To reinforce our culture, we built a systemic set of processes across the entire employee life cycle. For example, we included a whole section about our values on our Careers page that introduced our company values, “the four H's”: Happy, Hungry, Humble and Honest. We included a video where I talked about the kinds of people that I thought would love the SendGrid culture and people that wouldn't (because your culture has to have some edge to it—it can't be for everybody!)

In our hiring process, each interviewer was assigned one of the H's and given questions to ask to assess whether or not we thought this candidate demonstrated this quality. For example, we might give the prompt, “Tell me a little bit about a professional accomplishment of which you’re most proud.” Then we’d listen and do a pronoun count - how often did they say “we” and how often did they say “I.” If they spoke more about themselves than others, we’d give them another chance: "Wow - that’s amazing! You must have been working with a great team to accomplish all that?" If they gave credit and praise to other team members, it was a positive sign. And if they didn't, it was an indicator they weren’t likely to be a fit (might be lacking the Humble H).

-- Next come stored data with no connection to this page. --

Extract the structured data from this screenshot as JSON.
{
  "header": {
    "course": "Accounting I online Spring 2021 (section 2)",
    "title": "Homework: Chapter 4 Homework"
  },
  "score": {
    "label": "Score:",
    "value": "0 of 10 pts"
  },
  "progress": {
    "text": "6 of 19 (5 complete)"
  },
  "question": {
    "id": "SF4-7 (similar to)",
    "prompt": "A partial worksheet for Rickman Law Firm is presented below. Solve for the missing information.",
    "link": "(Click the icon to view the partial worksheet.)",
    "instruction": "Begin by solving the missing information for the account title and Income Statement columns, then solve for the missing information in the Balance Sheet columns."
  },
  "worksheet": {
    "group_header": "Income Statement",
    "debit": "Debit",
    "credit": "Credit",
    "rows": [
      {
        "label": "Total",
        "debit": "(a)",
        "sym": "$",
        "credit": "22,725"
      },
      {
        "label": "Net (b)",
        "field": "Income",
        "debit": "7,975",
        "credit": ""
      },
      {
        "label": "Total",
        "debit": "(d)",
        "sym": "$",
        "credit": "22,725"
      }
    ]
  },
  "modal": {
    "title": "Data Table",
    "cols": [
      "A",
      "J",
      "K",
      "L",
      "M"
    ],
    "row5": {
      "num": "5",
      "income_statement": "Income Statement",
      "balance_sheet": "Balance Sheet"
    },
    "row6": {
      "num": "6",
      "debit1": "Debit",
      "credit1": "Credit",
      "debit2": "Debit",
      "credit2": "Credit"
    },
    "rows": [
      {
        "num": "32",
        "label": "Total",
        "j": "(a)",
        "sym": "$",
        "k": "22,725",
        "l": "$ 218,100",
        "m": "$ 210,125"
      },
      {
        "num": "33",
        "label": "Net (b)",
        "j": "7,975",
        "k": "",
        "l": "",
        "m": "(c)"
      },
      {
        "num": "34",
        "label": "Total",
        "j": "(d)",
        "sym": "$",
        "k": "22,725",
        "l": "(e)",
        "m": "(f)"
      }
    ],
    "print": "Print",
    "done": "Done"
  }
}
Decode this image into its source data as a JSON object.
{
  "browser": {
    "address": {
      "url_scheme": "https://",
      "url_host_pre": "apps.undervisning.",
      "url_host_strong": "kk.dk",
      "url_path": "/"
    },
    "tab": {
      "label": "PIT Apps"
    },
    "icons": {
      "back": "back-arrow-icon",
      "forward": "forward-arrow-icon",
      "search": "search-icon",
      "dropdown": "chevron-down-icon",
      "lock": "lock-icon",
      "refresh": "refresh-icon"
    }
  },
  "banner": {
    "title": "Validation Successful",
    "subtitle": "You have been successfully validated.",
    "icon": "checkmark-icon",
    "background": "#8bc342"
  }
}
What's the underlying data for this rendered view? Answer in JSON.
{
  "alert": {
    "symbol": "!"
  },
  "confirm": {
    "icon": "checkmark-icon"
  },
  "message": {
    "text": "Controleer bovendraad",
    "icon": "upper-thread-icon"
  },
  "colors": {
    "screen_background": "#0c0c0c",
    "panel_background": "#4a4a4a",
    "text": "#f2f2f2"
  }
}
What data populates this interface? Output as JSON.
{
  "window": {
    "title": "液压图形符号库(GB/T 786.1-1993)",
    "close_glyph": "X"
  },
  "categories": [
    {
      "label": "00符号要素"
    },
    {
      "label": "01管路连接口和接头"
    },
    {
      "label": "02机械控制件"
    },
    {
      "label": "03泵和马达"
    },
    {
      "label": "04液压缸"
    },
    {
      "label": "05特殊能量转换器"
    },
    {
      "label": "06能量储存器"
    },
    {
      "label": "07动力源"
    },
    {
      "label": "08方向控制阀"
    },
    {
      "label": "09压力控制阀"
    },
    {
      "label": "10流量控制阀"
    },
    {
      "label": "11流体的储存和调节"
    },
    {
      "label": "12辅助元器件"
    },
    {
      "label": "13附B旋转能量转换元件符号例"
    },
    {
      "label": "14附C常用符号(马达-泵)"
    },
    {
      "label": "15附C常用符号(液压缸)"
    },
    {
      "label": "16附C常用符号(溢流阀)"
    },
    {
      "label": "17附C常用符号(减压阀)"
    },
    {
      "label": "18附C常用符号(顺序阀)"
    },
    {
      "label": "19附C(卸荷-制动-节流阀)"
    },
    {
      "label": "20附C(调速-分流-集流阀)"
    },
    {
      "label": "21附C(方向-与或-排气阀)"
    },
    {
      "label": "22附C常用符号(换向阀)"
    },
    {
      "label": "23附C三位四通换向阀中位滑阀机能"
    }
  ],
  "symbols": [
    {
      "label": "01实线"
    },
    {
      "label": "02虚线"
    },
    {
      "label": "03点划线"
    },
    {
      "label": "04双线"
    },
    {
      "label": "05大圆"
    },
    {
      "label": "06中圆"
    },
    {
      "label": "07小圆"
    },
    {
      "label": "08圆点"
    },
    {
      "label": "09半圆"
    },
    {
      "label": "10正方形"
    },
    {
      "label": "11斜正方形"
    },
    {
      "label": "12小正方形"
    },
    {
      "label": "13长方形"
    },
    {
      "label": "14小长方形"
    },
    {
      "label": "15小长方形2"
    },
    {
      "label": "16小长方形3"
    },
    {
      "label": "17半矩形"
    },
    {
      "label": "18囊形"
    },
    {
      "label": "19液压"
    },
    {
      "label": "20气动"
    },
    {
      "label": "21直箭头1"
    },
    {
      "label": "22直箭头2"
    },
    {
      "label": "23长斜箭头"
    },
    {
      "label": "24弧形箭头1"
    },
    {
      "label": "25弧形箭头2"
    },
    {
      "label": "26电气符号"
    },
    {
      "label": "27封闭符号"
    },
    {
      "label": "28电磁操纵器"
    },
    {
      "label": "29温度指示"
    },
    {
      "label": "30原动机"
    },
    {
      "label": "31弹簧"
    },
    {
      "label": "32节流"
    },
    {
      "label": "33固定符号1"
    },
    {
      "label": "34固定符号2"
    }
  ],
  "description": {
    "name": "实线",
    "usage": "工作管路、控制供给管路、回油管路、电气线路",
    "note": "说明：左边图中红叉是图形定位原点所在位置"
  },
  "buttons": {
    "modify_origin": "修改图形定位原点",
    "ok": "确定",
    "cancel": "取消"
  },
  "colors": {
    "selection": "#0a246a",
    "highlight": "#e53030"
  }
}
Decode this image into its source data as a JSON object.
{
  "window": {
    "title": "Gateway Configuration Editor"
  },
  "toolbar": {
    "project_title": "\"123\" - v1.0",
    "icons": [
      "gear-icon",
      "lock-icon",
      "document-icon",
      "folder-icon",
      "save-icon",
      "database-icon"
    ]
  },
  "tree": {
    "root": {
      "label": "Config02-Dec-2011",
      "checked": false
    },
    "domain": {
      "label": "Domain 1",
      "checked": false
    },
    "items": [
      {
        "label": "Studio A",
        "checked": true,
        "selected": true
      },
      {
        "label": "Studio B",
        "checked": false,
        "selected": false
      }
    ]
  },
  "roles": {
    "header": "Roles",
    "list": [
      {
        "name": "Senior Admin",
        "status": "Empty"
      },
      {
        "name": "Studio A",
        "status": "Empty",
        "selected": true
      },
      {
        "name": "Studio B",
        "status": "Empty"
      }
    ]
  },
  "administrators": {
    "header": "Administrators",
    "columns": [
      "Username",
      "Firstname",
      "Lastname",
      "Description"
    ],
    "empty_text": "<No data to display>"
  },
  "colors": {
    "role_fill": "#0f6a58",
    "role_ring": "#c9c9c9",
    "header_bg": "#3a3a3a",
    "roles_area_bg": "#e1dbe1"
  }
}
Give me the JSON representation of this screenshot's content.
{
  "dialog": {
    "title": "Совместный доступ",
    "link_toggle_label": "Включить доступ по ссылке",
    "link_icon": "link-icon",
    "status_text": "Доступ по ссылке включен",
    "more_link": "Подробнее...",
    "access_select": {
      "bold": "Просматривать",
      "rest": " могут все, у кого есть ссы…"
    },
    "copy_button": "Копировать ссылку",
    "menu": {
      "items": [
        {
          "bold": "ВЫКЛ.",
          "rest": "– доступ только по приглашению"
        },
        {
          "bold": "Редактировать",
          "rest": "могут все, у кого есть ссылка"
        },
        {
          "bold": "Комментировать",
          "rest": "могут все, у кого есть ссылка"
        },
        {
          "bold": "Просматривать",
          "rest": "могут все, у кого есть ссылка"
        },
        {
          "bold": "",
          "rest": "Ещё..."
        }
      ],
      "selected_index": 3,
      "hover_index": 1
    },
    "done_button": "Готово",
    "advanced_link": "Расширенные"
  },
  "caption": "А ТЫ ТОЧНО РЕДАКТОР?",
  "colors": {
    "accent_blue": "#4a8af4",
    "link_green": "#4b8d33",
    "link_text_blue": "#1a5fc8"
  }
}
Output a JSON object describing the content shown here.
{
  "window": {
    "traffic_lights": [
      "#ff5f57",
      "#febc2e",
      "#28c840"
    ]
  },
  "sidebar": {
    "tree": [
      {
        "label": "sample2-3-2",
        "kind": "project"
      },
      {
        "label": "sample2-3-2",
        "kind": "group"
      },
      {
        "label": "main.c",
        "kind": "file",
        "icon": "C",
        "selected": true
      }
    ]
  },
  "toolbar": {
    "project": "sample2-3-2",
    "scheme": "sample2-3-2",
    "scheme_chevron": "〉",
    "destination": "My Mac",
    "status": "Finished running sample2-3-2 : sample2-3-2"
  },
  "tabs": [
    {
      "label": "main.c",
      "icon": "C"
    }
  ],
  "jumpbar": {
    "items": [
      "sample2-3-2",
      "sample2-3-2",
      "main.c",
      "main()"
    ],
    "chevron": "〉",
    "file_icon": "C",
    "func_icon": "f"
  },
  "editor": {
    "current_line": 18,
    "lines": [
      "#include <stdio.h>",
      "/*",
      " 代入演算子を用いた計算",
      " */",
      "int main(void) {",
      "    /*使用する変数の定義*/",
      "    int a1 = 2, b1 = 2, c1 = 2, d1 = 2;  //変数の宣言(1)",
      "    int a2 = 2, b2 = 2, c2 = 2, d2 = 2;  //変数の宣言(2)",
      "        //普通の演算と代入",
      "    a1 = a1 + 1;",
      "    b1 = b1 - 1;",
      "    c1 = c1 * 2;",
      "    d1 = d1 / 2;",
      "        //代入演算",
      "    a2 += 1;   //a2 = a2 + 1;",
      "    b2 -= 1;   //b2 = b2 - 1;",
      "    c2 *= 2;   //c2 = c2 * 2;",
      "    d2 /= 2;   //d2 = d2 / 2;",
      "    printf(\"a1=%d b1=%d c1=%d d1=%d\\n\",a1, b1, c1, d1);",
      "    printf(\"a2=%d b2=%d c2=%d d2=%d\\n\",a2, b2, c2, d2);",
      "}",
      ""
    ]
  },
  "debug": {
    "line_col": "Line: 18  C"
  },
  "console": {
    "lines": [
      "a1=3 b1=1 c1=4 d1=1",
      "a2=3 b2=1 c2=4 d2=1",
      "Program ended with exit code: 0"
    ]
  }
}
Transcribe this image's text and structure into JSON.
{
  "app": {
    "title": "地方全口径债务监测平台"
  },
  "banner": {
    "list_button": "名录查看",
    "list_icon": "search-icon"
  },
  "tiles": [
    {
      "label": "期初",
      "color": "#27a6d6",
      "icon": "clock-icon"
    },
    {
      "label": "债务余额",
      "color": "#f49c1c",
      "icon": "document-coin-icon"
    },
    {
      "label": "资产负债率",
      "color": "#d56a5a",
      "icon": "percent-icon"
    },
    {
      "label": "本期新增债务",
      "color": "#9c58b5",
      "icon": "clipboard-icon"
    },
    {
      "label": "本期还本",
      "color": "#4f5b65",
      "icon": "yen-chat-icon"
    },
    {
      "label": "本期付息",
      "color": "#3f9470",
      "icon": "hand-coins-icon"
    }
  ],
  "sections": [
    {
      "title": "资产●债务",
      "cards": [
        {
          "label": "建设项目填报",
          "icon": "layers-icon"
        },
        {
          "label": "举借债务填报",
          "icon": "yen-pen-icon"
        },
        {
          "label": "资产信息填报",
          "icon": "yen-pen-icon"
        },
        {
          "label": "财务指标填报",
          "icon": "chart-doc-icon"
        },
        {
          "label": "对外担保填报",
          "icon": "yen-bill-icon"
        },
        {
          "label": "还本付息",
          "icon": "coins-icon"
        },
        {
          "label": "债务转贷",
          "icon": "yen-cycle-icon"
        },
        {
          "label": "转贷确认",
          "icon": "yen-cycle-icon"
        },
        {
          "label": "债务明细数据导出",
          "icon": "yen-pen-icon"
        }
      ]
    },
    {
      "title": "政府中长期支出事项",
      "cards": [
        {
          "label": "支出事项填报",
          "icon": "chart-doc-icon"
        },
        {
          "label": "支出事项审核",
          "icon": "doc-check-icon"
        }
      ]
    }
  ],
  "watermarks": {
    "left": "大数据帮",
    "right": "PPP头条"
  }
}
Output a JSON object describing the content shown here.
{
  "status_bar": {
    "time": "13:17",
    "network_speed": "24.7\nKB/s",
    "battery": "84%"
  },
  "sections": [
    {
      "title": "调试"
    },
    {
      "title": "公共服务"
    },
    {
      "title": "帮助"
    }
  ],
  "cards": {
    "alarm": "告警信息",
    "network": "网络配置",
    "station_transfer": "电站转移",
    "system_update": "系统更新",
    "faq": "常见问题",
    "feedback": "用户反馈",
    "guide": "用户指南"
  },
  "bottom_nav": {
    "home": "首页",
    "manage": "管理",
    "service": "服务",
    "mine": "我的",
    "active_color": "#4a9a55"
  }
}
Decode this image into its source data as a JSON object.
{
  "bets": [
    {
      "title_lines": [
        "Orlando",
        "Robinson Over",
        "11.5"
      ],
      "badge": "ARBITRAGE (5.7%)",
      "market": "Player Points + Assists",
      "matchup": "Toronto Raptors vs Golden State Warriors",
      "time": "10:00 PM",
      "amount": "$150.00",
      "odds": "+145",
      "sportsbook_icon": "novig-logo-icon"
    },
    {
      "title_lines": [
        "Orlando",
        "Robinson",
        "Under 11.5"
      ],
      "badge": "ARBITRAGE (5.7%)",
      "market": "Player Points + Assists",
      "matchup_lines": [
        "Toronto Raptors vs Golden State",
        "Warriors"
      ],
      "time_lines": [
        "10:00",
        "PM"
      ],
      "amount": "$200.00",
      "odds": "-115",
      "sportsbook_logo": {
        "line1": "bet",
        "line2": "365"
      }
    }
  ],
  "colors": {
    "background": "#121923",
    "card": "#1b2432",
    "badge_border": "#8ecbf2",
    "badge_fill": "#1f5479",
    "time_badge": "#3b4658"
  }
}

As part of our quarterly all employee meetings, we had our “Four H Awards” where employees could nominate their peers and vote for the person who best exemplified our values. The awards ceremony sent a strong signal to everybody in the company about how important it was to us to celebrate culture carriers. (These awards were invariably every Gridder’s favorite part of our All Hands! It is so much fun to celebrate the teammates who make coming to work everyday a joy!) Our annual reviews also had a whole section based on culture, and exemplifying these values was a major factor in who got promoted. The investment that a leadership team needs to make to scale culture is significant, but unquestionably worthwhile to create the environment where excellent work happens. We often said, “if we can make SendGrid a place where every Gridder can come and do their best work, every day, with obstacles removed and opportunities created, there is nothing we can’t accomplish together.”

Scaling successfully is about seeing the longview

Scaling a high-growth company is not for the faint of heart. If you don't get ahead of the changes that start coming at you hard and fast, it'll be chaos at your company. One of two things may happen—either it'll be dysfunctional because you haven't orchestrated all the humans in the right way or it’ll show up in the financials. (And if you hit a growth wall, you might be in the penalty box for two years while you build your way out of it, since business initiatives have such long lead times.) With some thoughtful planning—and a willingness to evolve each year as your business scales—together, your team can successfully navigate those awkward “teenage years” of a company’s life. It’s all part of development! This change will lead to growth before a company is ready to take on the complexities of a public company life.